Regarding roadkill: You’re dodging the core analogy. The question isn’t "Why don't most people eat roadkill?"—it’s "Why do some people consider deer roadkill 'acceptable' but recoil at the idea of eating a dog or human corpse under the same conditions?" The answer is objectification. Society assigns arbitrary value to animals based on human utility, not inherent worth. Veganism rejects human supremacy outright.

This isn’t symbiosis—it’s domestication under oppression. These chickens are the result of centuries of selective breeding to turn them into egg-producing machines. Jungle fowl (their wild ancestors) don’t lay nearly as many eggs. The truth is that humans manipulated their biology for selfish gain. Calling this "mutual benefit" is like arguing slavery was "symbiotic" because slave owners provided food and shelter. Oppressors don’t get to define the terms of the relationship.

Guard dogs? Same issue. Domestication is human supremacy in action—breeding animals into servitude and pretending it’s "for their own good." Veganism isn’t about tweaking exploitation to be kinder—it’s about dismantling the very mindset and system that treats animals as tools to begin with.

[–] [email protected] 5 points 8 hours ago (2 children)

They do. As I wrote, they gotta blast out an egg worth of nutrients and thst came from somewhere. A lot of chicken energy went into it so they eat their own eggs to get it back. The stuff chickens eat is fairly low nutrition but they eat a lot of it so to replace an egg worth of lost nutrients isn't really practical with the corn and grain and occasional worm they eat cause chickens also blast out eggs constantly.
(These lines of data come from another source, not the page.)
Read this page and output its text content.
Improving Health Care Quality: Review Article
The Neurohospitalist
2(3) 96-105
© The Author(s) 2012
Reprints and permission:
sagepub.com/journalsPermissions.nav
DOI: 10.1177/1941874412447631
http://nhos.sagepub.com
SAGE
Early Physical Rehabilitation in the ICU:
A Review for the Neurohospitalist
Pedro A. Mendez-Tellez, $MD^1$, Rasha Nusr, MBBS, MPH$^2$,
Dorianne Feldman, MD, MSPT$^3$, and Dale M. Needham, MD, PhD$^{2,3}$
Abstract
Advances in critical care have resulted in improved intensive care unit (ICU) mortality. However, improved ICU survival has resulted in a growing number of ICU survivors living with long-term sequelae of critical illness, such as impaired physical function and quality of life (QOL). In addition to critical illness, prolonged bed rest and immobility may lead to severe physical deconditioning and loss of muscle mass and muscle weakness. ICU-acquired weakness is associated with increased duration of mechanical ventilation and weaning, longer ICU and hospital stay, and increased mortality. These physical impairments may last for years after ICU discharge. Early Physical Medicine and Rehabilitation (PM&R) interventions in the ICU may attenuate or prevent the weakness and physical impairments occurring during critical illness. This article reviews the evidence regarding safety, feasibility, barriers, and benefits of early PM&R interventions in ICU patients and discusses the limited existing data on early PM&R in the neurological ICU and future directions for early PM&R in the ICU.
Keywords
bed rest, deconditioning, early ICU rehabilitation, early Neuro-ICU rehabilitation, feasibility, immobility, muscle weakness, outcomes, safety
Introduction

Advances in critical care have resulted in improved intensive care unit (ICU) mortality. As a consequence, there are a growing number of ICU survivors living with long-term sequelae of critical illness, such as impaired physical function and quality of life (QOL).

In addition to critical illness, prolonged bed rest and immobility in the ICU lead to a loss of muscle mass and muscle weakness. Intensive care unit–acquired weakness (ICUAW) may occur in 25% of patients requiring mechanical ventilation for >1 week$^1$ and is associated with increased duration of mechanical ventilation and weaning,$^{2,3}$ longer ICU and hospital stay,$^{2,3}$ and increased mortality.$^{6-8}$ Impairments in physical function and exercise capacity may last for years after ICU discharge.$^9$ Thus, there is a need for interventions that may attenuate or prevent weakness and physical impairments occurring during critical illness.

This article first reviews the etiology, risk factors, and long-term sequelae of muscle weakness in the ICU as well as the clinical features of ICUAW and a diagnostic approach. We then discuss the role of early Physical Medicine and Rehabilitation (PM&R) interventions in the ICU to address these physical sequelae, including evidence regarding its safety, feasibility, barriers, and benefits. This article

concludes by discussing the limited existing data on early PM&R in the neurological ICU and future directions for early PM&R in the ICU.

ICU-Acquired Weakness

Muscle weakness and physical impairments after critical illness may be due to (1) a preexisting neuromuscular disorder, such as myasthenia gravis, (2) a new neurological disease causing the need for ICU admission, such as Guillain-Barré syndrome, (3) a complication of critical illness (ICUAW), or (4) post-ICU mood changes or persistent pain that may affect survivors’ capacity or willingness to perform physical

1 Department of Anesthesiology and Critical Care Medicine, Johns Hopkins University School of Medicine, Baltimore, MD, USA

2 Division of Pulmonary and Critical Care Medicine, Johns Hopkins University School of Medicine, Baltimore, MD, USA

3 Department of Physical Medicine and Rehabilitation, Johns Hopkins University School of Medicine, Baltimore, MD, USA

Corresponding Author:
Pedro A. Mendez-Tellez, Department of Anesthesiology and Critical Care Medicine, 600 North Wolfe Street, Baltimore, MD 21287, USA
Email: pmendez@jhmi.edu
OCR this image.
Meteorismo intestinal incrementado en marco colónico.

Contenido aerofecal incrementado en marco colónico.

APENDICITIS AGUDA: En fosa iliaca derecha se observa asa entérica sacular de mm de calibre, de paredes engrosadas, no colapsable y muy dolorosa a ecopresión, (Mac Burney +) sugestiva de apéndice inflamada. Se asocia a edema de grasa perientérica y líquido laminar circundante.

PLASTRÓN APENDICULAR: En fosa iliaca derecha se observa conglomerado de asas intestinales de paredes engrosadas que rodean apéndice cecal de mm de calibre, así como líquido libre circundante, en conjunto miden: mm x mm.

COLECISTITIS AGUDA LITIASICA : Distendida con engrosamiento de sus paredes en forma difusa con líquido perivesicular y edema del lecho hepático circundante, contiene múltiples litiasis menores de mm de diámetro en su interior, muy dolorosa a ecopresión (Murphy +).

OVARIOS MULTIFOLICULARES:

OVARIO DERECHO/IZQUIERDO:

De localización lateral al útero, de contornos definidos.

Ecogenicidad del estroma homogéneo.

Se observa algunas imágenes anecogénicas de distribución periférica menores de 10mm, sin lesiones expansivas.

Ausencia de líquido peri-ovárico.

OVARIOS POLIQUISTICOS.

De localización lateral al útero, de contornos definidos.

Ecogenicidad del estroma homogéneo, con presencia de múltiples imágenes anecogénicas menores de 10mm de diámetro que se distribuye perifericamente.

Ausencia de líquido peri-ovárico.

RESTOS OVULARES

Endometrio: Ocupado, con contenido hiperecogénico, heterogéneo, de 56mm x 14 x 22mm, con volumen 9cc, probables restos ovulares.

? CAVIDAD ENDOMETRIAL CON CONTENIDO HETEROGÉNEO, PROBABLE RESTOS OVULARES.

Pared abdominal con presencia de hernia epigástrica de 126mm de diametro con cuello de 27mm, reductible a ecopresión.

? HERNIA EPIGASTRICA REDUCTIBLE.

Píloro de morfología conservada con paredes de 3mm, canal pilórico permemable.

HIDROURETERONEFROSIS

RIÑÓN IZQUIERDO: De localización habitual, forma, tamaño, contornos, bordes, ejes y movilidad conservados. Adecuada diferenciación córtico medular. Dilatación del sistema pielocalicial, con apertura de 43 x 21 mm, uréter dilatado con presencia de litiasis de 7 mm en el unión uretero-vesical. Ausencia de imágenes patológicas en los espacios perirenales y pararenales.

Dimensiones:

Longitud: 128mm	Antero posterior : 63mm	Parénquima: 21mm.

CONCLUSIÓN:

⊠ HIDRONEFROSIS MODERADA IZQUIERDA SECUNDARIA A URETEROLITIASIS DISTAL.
Their tummies get full and it takes time to process all that grain, if they're not chomping their own eggs back down they're gonna be malnourished

[–] [email protected] 1 points 42 minutes ago (1 children)

They do

just to 100% clarify i moreso meant if it upsets the hen with my original statement.

The stuff chickens eat is fairly low nutrition but they eat a lot of it so to replace an egg worth of lost nutrients isn't really practical with the corn and grain and occasional worm they eat cause chickens also blast out eggs constantly.

ah i thought they just ate that stuff because that's all people normally give them (i.e. shit low nutrition food). so i had been thinking if you fed them higher nutrious stuff it would be fine lol. i also thought the chickens that blast out eggs like that were factory farm ones, i was unaware normal chickens are like that too.

[–] [email protected] 2 points 40 minutes ago (1 children)

There has never been a 'normal chicken'. Chickens as they are have never been wild animals.

[–] [email protected] 1 points 38 minutes ago* (last edited 36 minutes ago)

i suppose i should say im comparing it in my head to those monstrosity ones like they make for chicken meat that grow up super early and super fast and just suffer their entire short lives because of how fat they get in such a short time. i had figured they did something similar with egg focused chickens.

i didnt know chickens were so domesticated tho, what were they domesticated from?

[–] [email protected] 4 points 6 hours ago (1 children)

to add to this point, taking the chickens eggs interrupts their laying cycle, causing them to produce more eggs introducing potential health problems and iirc shortening their lifespan

[–] [email protected] 1 points 41 minutes ago

from reading like this seems like even the fantasy of having a backyard chicken isnt really ethical either!